Louisiana governor candidates

The three leading candidates to be Louisiana’s governor sparred in a televised debate for the first time Thursday before a boisterous crowd at the LSU Student Union.

Congressman Ralph Abraham and businessman Eddie Rispone, both Republicans, went after Gov. John Bel Edwards about the tax increases he and the Republican-majority legislature implemented during his term.

“We do have the highest sales tax in the nation,” Abraham said.

Rispone accused Edwards of exaggerating the state’s financial hole early in his term to justify higher taxes. Rispone said his business experience would help him to prioritize spending in a way that would allow lawmakers to lower taxes.

Edwards said the increased tax revenue, made along with spending cuts, allowed lawmakers to stabilize state finances, increase funding for higher education after many years of cuts, and give K-12 teachers their first state-funded raise in a decade.

“I don’t agree that we should cut taxes until we know that we won’t go back to a structural deficit,” he said.

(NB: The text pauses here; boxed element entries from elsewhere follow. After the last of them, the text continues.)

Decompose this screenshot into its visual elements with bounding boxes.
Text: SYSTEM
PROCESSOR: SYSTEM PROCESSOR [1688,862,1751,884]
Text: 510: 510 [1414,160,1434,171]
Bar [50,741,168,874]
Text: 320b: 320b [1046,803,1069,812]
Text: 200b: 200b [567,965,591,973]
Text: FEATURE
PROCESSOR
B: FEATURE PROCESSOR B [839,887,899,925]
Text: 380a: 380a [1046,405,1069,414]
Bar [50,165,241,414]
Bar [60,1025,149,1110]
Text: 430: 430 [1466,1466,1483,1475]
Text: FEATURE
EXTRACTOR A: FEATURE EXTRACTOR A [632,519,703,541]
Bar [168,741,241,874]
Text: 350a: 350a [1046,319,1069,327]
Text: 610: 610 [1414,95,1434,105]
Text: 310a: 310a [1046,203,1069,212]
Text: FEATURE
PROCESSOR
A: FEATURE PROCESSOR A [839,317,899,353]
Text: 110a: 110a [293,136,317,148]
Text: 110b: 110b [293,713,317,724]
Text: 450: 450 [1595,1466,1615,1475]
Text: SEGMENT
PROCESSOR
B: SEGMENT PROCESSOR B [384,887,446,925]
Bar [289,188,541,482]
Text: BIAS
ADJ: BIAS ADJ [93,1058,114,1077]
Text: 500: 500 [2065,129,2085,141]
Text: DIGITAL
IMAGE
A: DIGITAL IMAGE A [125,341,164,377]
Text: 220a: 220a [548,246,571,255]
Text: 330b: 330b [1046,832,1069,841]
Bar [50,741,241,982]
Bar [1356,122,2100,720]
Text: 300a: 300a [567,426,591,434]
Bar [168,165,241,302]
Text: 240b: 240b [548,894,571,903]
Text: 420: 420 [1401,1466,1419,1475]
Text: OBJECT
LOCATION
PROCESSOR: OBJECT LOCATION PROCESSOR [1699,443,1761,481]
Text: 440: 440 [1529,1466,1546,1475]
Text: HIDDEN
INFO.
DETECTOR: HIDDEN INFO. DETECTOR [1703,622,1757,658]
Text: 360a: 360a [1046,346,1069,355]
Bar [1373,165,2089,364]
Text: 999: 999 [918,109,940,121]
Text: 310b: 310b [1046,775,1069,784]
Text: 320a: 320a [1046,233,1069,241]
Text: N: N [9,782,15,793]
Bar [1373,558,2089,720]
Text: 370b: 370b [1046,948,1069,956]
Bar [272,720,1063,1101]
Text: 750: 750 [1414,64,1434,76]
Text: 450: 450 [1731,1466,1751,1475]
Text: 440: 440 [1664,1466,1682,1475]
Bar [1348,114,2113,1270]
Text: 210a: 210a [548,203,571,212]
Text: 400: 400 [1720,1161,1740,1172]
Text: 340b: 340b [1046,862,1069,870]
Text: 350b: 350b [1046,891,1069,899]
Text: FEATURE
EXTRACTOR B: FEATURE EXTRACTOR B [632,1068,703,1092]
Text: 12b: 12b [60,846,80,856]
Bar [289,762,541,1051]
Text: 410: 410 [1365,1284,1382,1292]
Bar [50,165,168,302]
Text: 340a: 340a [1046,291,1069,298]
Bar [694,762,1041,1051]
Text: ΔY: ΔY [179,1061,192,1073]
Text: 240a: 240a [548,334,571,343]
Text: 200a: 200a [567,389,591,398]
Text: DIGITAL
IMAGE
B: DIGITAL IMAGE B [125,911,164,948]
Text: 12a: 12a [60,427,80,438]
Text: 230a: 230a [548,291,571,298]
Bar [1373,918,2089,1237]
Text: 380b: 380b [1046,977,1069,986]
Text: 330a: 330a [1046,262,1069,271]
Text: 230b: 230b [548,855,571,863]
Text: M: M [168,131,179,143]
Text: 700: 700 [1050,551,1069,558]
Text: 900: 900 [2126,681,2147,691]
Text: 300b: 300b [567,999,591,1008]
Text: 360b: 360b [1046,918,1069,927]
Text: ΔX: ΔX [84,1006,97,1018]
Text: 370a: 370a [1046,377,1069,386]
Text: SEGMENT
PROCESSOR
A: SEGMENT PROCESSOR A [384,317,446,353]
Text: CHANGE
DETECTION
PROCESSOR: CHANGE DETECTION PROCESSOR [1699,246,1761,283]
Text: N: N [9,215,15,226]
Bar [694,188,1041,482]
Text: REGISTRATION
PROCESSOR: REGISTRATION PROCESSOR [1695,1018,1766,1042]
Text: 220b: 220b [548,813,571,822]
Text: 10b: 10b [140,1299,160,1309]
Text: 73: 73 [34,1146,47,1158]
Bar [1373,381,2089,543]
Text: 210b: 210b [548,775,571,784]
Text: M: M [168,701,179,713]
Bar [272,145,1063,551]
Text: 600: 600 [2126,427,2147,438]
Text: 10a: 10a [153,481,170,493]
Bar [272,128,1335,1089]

Edwards said a higher state gas tax, which has been frozen at 16 cents for three decades, should be considered, adding that it would be politically difficult. He said his administration has ensured Transportation Trust Fund dollars are spent on roads and touted the use of new funding mechanisms (such as federal GARVEE bonds) to move projects forward.

Abraham said the state transportation department is “out of control” and spends too much on administration rather than construction. He said he would be willing to support a higher gas tax but only if other taxes were cut by the same amount.

Edwards said the Medicaid expansion he implemented has saved lives and cut the state’s uninsured rate by more than half. Both Republicans blamed his administration for not doing enough to keep ineligible people off the program’s rolls, while Edwards said Louisiana is one of eight states to be recognized by the federal government for implementing best practices for Medicaid management.

Abraham went after Edwards for how his administration handled contract awards for the Medicaid management organizations, suggesting one of the current vendors was denied a new contract because the parent company donated to Republicans.

“I had nothing to do with that procurement,” Edwards said, adding that the company gives to both Republicans and Democrats.

“It’s fun to watch two politicians go after each other,” Rispone said with a smile.

Asked how he would ensure his business interests don’t conflict with his duties as governor, Rispone, co-founder of a large industrial contractor, said he would put his business in a “double-blind trust.”

One moderator said Abraham had missed 44 percent of his votes in Congress, more than any other member, and asked why he didn’t step down to run for governor if he couldn’t fully represent his constituents. Abraham said he stays in “constant contact” with constituents and his staff in Washington, D.C.

“We are doing the job we were elected to do,” he said.

Edwards touted the changes he made to the state’s industrial tax incentive program, which for the first time gave local officials a voice in whether their local property taxes would be sacrificed for the program. Now, he said, companies must create jobs to get the benefit, but the incentive program remains “alive and well.”

Rispone said Edwards threw the program “into chaos” with his changes and said he would bring stakeholders together to figure out a better way to implement the benefit. Abraham said he would reverse Edwards’ decision and return control of the program to state officials. 

Both Republicans stressed their support for President Donald Trump, and said Edwards has kept Louisiana from participating in the national economic expansion.

"Our state has the slowest economy in the country," Rispone said.

Edwards said Louisiana’s economy is doing better than when he took office and said he has been able to work with the Trump administration on issues such as criminal justice reform and transportation infrastructure.

“We need someone who knows how to create jobs so our children and our grandchildren will have an opportunity to stay here,” Rispone said in closing.

“We’ve come too far,” Edwards said. “We’re not turning back now.”

“Imagine a Louisiana where we have those good, high-paying jobs,” Abraham said. “When I am governor, it won’t be a dream, it’ll be a reality.”